C’est avec cet album qu’il débarque en Côte d’Ivoire en 1986 et fait une tournée à Bouaké, Gagnoa, Korhogo où il est reçu par la famille Gbon qui fait montre de ses largesses. Il se produit également à Abidjan, au stade Champroux de Marcory. Il fait même trois fois l’Hôtel Ivoire. Puis il faut attendre 1992 avec un album baptisé ‘’Macao’’ pour réécouter Beny Bezy. L’artiste était parti faire un tour aux Antilles, puis un détour à New York où il exerce comme chauffeur de taxi. Là-bas, il enregistre ‘’Globéhi sexy’’ en 1997. Il vivra pendant 7 ans aux Etats-Unis finalement.

En 1999, la mère de l’artiste meurt. Il revient au pays pour son inhumation. Meurtri, il ne compose plus. Les mélodies et les hits le fuient. Il sort néanmoins en 2004 ‘’La famille’’. La période est mal choisie. La côte d’Ivoire vit une crise et cet album passe inaperçu. Il est très déçu et affecté et cela porte à deux les coups durs qui l’ont marqué.


Ses enfants : la relève

Le premier étant le mauvais traitement infligé par ses compatriotes lorsqu’il était président des artistes musiciens de Côte d'Ivoire en Europe. En 2013, il sort ‘‘veto’’ puis ‘‘La renaissance’’ en 2015.

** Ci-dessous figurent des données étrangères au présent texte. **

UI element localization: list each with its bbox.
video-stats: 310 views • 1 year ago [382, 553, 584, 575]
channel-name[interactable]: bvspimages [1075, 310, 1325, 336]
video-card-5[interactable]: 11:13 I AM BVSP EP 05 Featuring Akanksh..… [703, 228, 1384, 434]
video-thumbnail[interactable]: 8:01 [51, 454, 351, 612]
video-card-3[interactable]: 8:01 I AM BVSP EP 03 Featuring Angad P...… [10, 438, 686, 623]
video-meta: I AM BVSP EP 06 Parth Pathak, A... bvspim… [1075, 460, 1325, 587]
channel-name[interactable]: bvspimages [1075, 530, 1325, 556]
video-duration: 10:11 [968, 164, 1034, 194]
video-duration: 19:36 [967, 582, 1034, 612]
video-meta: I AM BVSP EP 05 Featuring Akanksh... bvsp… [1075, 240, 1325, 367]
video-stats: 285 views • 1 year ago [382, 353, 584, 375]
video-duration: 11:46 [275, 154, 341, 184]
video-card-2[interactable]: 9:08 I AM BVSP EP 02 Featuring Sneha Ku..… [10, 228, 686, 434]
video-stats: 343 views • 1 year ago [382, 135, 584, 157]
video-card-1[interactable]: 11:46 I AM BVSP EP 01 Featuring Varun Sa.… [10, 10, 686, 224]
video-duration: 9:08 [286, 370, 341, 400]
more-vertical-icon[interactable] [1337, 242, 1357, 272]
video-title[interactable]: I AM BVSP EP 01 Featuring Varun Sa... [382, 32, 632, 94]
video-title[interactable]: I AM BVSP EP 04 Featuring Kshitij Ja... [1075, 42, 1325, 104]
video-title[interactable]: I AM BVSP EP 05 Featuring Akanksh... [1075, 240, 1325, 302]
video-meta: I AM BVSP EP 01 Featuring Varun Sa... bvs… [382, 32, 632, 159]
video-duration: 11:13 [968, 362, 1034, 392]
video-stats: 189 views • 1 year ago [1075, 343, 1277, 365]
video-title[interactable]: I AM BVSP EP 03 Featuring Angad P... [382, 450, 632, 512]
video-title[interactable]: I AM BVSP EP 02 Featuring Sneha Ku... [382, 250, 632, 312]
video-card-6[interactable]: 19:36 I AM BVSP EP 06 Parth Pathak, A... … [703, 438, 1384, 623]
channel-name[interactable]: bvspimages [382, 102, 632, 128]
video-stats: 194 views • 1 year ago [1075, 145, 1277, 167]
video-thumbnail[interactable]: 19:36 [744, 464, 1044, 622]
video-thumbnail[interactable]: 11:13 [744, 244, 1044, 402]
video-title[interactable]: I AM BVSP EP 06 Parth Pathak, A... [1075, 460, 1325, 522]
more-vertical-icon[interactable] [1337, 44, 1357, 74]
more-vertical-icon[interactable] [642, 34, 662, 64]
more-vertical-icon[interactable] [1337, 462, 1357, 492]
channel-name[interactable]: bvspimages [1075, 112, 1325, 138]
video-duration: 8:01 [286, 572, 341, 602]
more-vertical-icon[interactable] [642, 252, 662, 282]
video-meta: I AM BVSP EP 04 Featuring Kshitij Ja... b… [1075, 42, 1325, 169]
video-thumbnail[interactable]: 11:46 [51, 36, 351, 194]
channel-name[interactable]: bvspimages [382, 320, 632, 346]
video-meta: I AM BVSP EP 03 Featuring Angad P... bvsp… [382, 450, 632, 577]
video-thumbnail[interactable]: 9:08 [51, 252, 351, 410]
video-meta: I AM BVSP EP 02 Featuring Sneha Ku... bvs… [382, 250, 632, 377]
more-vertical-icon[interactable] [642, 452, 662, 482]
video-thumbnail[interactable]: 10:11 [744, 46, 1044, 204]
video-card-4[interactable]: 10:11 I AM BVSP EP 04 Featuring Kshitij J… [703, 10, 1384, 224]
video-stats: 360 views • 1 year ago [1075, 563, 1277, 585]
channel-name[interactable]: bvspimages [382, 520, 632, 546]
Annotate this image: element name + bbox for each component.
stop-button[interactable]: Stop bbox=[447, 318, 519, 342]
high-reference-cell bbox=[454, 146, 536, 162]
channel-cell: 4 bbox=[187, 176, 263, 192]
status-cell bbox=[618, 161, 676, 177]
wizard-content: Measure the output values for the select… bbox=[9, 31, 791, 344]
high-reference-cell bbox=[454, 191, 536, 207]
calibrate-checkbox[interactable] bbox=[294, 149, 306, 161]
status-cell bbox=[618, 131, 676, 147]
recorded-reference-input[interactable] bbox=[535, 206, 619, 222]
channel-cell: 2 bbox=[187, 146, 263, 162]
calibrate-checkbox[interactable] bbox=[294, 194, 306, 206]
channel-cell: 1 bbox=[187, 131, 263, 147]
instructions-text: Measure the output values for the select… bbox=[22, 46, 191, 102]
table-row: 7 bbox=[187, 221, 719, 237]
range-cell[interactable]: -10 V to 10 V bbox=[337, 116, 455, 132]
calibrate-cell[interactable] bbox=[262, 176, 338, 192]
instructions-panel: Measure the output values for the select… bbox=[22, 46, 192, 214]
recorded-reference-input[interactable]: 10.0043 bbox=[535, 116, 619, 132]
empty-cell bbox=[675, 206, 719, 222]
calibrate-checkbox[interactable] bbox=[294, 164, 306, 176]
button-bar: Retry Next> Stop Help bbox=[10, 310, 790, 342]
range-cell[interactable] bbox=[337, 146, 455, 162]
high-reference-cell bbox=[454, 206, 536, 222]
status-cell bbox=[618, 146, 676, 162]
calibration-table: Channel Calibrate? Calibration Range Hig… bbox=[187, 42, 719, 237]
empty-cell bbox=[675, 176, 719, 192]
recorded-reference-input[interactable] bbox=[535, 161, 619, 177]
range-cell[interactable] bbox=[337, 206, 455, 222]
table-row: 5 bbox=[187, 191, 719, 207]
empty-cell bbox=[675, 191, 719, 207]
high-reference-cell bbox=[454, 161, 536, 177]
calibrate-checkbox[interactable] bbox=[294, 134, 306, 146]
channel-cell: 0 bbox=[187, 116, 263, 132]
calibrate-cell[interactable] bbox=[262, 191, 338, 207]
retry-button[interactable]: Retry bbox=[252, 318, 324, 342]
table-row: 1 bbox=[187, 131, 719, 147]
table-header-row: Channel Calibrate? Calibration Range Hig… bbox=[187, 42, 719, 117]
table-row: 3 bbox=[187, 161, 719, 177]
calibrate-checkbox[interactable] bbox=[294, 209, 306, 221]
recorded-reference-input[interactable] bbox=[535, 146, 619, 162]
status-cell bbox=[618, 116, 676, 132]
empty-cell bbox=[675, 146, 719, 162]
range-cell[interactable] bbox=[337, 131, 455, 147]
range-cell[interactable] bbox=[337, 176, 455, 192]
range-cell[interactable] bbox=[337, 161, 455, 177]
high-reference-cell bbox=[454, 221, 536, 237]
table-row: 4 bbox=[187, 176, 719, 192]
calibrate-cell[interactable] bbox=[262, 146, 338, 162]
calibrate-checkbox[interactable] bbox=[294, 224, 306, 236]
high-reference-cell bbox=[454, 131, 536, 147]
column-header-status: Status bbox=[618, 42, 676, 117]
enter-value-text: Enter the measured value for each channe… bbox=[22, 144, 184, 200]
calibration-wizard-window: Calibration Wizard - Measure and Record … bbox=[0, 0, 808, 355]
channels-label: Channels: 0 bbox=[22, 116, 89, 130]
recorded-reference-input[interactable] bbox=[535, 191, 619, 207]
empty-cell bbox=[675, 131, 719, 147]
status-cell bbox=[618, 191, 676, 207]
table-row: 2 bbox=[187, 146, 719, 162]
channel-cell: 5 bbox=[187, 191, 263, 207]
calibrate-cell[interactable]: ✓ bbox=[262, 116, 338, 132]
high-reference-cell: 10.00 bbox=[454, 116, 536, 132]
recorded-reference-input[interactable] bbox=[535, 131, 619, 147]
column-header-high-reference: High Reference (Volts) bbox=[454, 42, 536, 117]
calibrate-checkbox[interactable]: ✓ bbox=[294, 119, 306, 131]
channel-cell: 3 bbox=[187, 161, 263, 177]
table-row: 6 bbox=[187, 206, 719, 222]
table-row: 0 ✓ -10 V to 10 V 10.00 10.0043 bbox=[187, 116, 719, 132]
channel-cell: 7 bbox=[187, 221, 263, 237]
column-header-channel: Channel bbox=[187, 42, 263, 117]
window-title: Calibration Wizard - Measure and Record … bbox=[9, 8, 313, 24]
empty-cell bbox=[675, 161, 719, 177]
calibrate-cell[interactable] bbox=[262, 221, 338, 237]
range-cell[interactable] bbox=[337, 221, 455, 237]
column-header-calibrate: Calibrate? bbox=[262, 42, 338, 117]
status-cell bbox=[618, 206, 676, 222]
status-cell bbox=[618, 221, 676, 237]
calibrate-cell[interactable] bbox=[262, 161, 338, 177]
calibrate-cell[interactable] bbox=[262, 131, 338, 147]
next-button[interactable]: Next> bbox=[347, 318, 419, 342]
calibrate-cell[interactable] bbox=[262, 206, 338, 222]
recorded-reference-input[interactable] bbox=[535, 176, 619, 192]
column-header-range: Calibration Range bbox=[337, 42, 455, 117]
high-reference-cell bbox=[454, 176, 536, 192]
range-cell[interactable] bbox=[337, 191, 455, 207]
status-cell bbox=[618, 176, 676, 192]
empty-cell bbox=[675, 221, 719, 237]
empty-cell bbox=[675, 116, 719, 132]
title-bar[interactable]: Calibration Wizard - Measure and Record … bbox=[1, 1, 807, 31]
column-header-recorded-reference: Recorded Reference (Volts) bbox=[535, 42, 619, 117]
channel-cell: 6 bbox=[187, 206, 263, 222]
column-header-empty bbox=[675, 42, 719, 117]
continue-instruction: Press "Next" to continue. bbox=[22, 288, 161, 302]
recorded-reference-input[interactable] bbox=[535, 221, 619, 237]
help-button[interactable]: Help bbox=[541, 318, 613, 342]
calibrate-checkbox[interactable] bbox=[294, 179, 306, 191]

Le passage d’anciens comme Justin Stanislas le 21 décembre 2014 à l’Espace l’Acoustic aux Deux-Plateaux-Vallon donne des raisons à Beny Bezy de croire qu’un artiste ne part pas à la retraite, même si ses enfants Doriane et Taylor notamment ont décidé d’embrasser la carrière de musicien.

Johnny Halliday, Manu Dibango ou Charles Aznavour lequel entame une nouvelle tournée en avril 2017, sont une brûlante illustration. « Colore ma vie » semble entendre puis dire Beny Bezy en écho à l’album cuvée 2017, d’Aznavour dont c’est d’ailleurs le titre.